La presse magazine connaît un regain de forme. C’est ce que constate l’Argus de la Presse dans sa récente analyse. Les éditeurs sont à la recherche de nouvelles solutions pour veiller à la bonne tenue du secteur.

Sur le premier semestre 2011, avec près de 175 lancements, la presse magazine se porte plutôt bien. Son activité est en légère progression par rapport au second semestre 2010 (166 titres), selon l’Argus de la presse. En tête des lancements de ce début 2011 figure le secteur de la presse jeunesse avec 18 magazines (notamment « Popobe Star », « Hello Kitty mon amie » et « Antoine le pilote »). Suivent les magazines culturels avec 15 titres (dont « Cinéma Teaser » et « Paris Tonkar ») et la presse féminine avec 14 magazines (avec « Éclectique » et « Divas »). « Avec plus de 160 titres lancés par semestre depuis janvier 2009, le marché de la presse a trouvé son rythme de croisière », détaille Leila Lévêque, responsable de l’expertise média à l’Argus de la presse.

Même constat en ce qui concerne la disparition de titres. 33 publications ont disparu des kiosques (notamment « Tribune Juive » ou encore « Vivre en Val d’Oise) sur le premier semestre 2011, soit deux de moins qu’au semestre précédent. « Le nombre de publications disparues est sur une tendance baissière depuis le premier semestre 2010, ne dépassant pas les 50 titres », observe Leila Lévêque.
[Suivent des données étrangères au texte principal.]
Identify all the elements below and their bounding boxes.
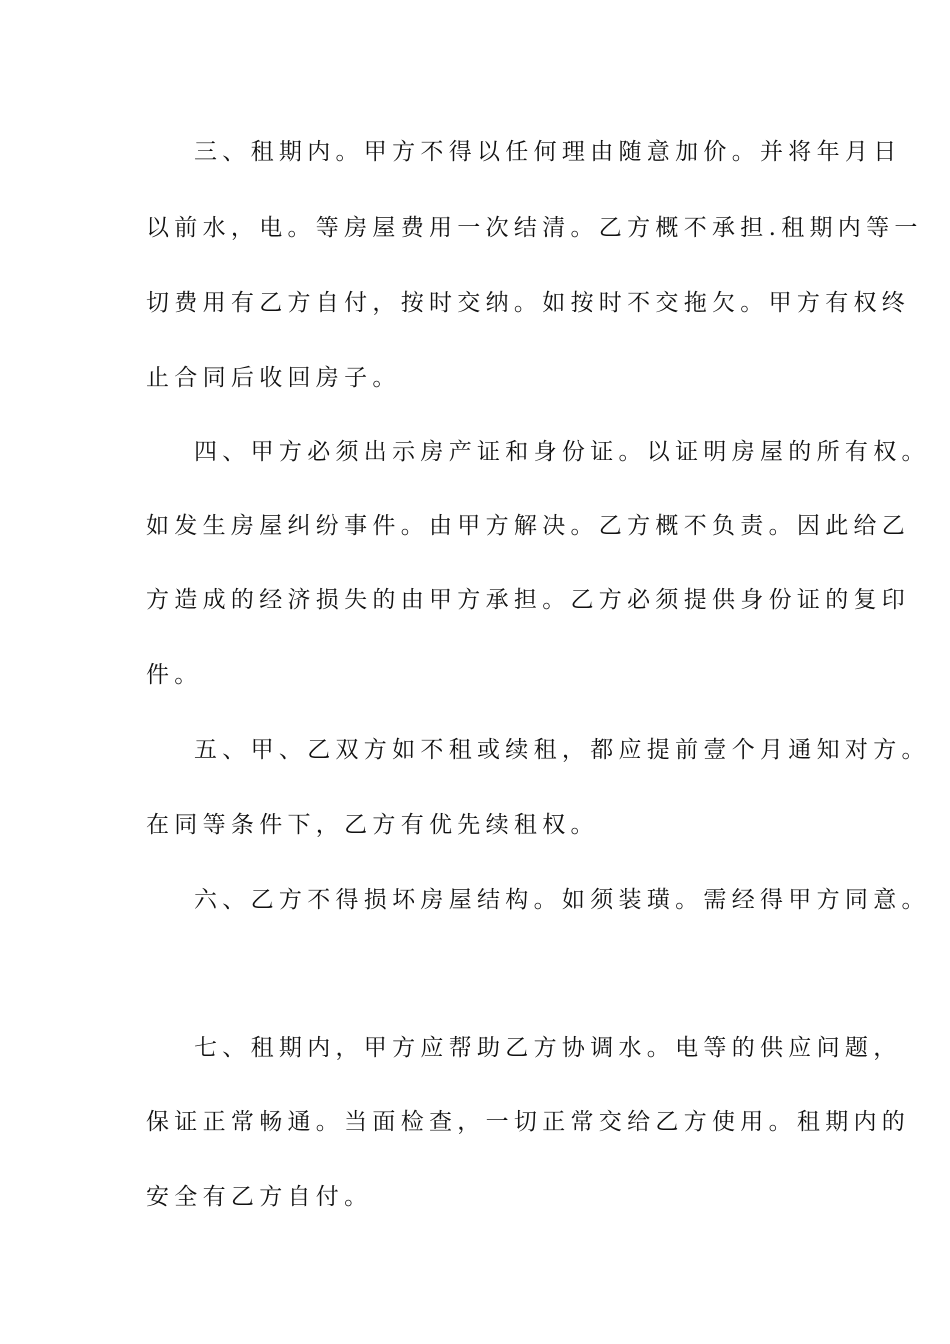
text-line: 五、甲、乙双方如不租或续租，都应提前壹个月通知对方。 xyxy=(194,737,930,763)
text-line: 保证正常畅通。当面检查，一切正常交给乙方使用。租期内的 xyxy=(146,1109,911,1135)
text-line: 以前水，电。等房屋费用一次结清。乙方概不承担.租期内等一 xyxy=(146,215,923,241)
text-line: 三、租期内。甲方不得以任何理由随意加价。并将年月日 xyxy=(194,139,902,165)
text-line: 方造成的经济损失的由甲方承担。乙方必须提供身份证的复印 xyxy=(146,587,911,613)
text-line: 止合同后收回房子。 xyxy=(146,365,401,391)
text-line: 如发生房屋纠纷事件。由甲方解决。乙方概不负责。因此给乙 xyxy=(146,513,911,539)
text-line: 六、乙方不得损坏房屋结构。如须装璜。需经得甲方同意。 xyxy=(194,887,930,913)
text-line: 七、租期内，甲方应帮助乙方协调水。电等的供应问题， xyxy=(194,1035,902,1061)
text-line: 在同等条件下，乙方有优先续租权。 xyxy=(146,812,599,838)
text-line: 安全有乙方自付。 xyxy=(146,1184,373,1210)
text-line: 件。 xyxy=(146,662,203,688)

Des éditeurs réfractaires au risque
Reste que si le solde entre les lancements et les cessions de titres demeure positif, le dynamise du marché reste en retrait par rapport à celui d’avant la crise de 2008. En effet, au premier semestre 2008, près de 383 publications avaient été lancées, soit le double du volume constaté aujourd’hui. « Si le marché de la presse a surmonté ses difficultés, c’est parce qu’il a dû reconsidérer ses ambitions et revoir à la baisse ses parts de marché, explique la responsable média de l’Argus de la presse. C’est aujourd’hui un marché qui a appris à composer avec l’offre proposée par les autres médias, mais également avec la diversité des modes de consommation de l’information. » Autrement dit, les éditeurs ne veulent plus prendre les mêmes risques qu’avant. « Avant la crise financière et publicitaire de 2008, on n’hésitait pas à lancer des magazines, assure-t-elle. Aujourd’hui, on préfère essayer l’aventure du Web avant de créer un magazine. » Preuve en est avec le pure player Rue89, qui a lancé son mensuel, ou encore de Paulette qui a lancé son magazine en ligne avant de sortir récemment sa version papier.

Pour rester dans le coup, les éditeurs misent sur davantage de plus-value dans leurs magazines. « La qualité du papier, un contenu éditorial plus riche ou encore un nouveau mode de distribution peut attirer de nouveaux lecteurs », reconnaît Leila Lévêque. C’est déjà le cas des magazines XXI ou du tout nouveau Bonbek, tous deux vendus en librairie au tarif de 15 euros.